Sometimes called a Cantor function, Devil's staircase is a fractal -or an irregular curve for which any suitably chosen part when magnified or reduced is similar in shape- demonstrated by a nonlinear dynamic system.

Examples of this pattern can be found in sedimentation sequences, changes in uplift and rates of erosion and reversals in the magnetic field of the Earth.

Chen's Ph. D. advisor Mian Liu had first encountered the Devil's Staircase in an unusual way. He recalled stumbling upon it while reading about two UCLA researchers' study of Andrei Chikatilo, a temporal notorious serial-killer who killed at least 52 people from 1979 to 1990 in the former Soviet Union.

The UCLA researchers are trying to understand how criminal minds work, how many neurons stimulate each other inside the brain at the time and realized that the pattern of Chikatilo's killings is a Devil's staircase. Liu became intrigued because he realized that earthquakes work similarly, that fault rupture could activate activity on other faults by stress transfer.

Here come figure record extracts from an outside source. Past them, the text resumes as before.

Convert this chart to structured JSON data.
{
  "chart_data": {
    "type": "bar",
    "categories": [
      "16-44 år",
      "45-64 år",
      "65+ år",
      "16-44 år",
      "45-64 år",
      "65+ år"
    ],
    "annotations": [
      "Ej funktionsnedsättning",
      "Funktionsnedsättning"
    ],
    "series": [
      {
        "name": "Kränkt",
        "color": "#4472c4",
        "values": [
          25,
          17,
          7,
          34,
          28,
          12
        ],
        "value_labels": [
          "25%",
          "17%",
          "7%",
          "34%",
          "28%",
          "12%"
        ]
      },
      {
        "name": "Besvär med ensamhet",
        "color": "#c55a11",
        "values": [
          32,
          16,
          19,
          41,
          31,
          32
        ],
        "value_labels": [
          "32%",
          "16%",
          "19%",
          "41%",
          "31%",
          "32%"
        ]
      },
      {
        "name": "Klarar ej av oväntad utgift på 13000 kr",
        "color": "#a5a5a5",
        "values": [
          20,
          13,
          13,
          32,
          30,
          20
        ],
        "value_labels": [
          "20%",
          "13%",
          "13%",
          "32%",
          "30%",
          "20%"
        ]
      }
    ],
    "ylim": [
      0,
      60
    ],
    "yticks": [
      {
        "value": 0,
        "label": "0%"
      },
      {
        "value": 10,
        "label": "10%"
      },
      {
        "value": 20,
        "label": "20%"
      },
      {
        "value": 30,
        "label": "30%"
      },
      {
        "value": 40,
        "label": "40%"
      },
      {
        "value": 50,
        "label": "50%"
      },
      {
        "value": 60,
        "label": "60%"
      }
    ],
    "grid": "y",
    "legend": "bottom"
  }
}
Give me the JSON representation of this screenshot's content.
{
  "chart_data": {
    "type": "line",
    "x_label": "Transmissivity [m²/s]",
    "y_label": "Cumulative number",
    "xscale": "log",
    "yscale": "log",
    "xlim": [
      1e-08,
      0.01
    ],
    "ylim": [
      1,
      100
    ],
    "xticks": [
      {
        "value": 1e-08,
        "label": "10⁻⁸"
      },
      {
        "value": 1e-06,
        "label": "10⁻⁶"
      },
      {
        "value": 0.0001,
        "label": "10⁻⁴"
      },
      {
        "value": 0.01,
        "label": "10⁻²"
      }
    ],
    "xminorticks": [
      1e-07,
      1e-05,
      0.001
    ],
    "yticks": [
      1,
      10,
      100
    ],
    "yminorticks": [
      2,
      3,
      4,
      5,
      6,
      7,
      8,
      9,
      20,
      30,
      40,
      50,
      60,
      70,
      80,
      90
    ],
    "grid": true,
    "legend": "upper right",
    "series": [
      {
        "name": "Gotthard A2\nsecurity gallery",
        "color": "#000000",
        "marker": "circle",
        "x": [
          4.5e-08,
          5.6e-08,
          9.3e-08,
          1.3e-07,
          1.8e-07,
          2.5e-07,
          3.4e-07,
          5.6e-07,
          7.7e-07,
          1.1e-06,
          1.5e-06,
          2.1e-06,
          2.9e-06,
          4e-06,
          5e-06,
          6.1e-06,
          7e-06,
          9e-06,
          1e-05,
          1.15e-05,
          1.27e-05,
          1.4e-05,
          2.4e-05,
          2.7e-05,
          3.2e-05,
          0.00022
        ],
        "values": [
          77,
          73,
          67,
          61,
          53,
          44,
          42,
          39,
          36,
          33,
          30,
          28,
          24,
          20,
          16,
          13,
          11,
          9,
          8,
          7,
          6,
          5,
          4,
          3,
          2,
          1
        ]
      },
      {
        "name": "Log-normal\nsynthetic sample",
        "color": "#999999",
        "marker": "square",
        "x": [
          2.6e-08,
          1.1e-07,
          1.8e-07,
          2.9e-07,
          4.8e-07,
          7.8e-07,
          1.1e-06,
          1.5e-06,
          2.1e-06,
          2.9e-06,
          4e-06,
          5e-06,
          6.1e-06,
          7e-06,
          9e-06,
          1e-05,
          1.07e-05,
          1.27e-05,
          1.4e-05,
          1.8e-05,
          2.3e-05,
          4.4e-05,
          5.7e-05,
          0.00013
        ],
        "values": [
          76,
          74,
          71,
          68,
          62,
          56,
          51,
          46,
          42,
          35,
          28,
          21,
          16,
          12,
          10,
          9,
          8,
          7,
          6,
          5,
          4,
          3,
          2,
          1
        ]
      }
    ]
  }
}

Moreover, he added that many large earthquakes that involve the rupture of multiple and variable fault segments in each rupture do not follow the basic assumption of repeated accumulation and release of energy on a given fault plane called the periodic earthquakes model.

Gang Luo of Wuhan University said that the factors that control the clustered events are complex. It involves stress that activates an earthquake, changes in frictional properties and stress transfer between faults or fault segments during a rupture.